“We are given to God to put our faith therein, but to be forgiven, we must first believe in sin.” – Jewel Kilcher
Believing in God is relatively easy, especially if that god turns out to be a creation of your own imagination, or indeed turns out to be yourself. I once said to a friend how I thought true evil was very rare in this world, and that most people simply acted on what they thought was good at the time. She pointed out to me a case of incest where the father had kept his daughter a prisoner for several decades and fathered several children by her. I tried to imagine what this man told himself about the world and his place in it that allowed him to carry out these acts upon his own child over such a long period. How could he ever have considered what he did to be good? Had he made himself inside his mind into a little god of his own universe? Maybe some people are truly evil after all.
In the light of others wrongdoing whether they be small offenses, or such atrocious acts as this example, how does one ever forgive such things? Where on earth does a person find the grace to even go on living after being subjected to true evil? What evidence would you have that you did not deserve such treatment, and that were you to break free, that the very next person might not do the exact same thing?
The elegance of forgiveness is in the fact that it does not need to be reciprocal to exact its power. To forgive is to be given a great gift, but you can be forgiven without ever taking receipt of it, and without ever expressing one ounce of remorse or regret. Likewise, we can forgive one another without ever insisting the subject of our mercy acknowledge the greatness of our gesture. When we do not forgive, it’s seldom the subject of our vitriol who truly suffers – it’s the one who struggles to forgive who feels the pain.

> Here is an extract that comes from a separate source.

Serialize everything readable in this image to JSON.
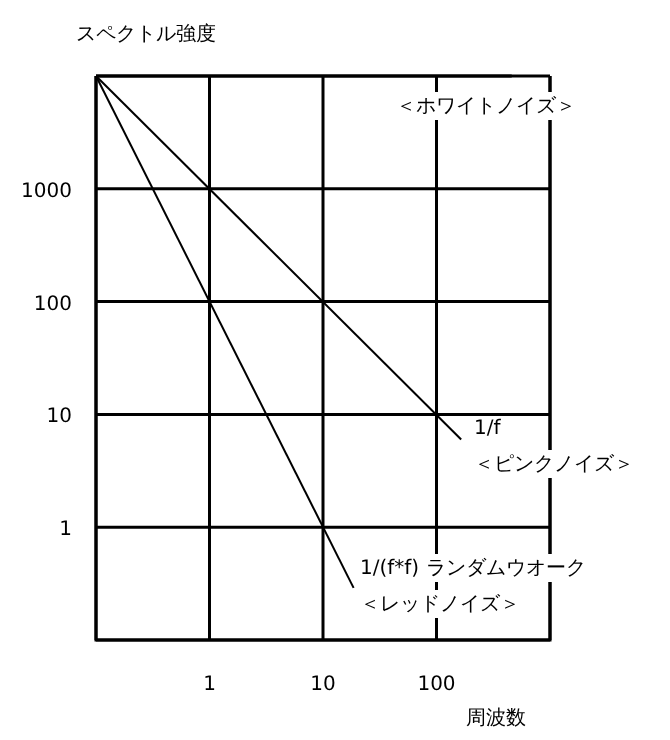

No sinner cares for forgiveness, except the one who has learned the meaning of sin, and of his own capacity for committing it. Indeed, as Jewel sings, to believe in forgiveness, one must know there is such a thing as sin.
Whilst some say that God’s forgiveness only exists where we are able to receive it, I believe that like His love, forgiveness is a part of God’s nature. God’s forgiveness for our trespasses is a standing act. His intent is not just to reconcile us to Himself, although it is that, His intent is to teach us to forgive not simply in cases where contrition is present and forgiveness is deserved, but to forgive because we are His people, and we are people who are forgiving. In the same way His love is meant to teach us not to simply love where love is merited, but to love because we are His people, and His people are people who love.
Forgive us our trespasses – we receive your forgiveness because you are God and you are merciful.
As we forgive those who trespass against us – we bestow your forgiveness, because we are your people, and your people are known for their forgiveness.
If we believe in and acknowledge sin, ours and others, we will also believe in the power of God’s forgiveness to redeem us, and the power of our forgiveness to redeem others.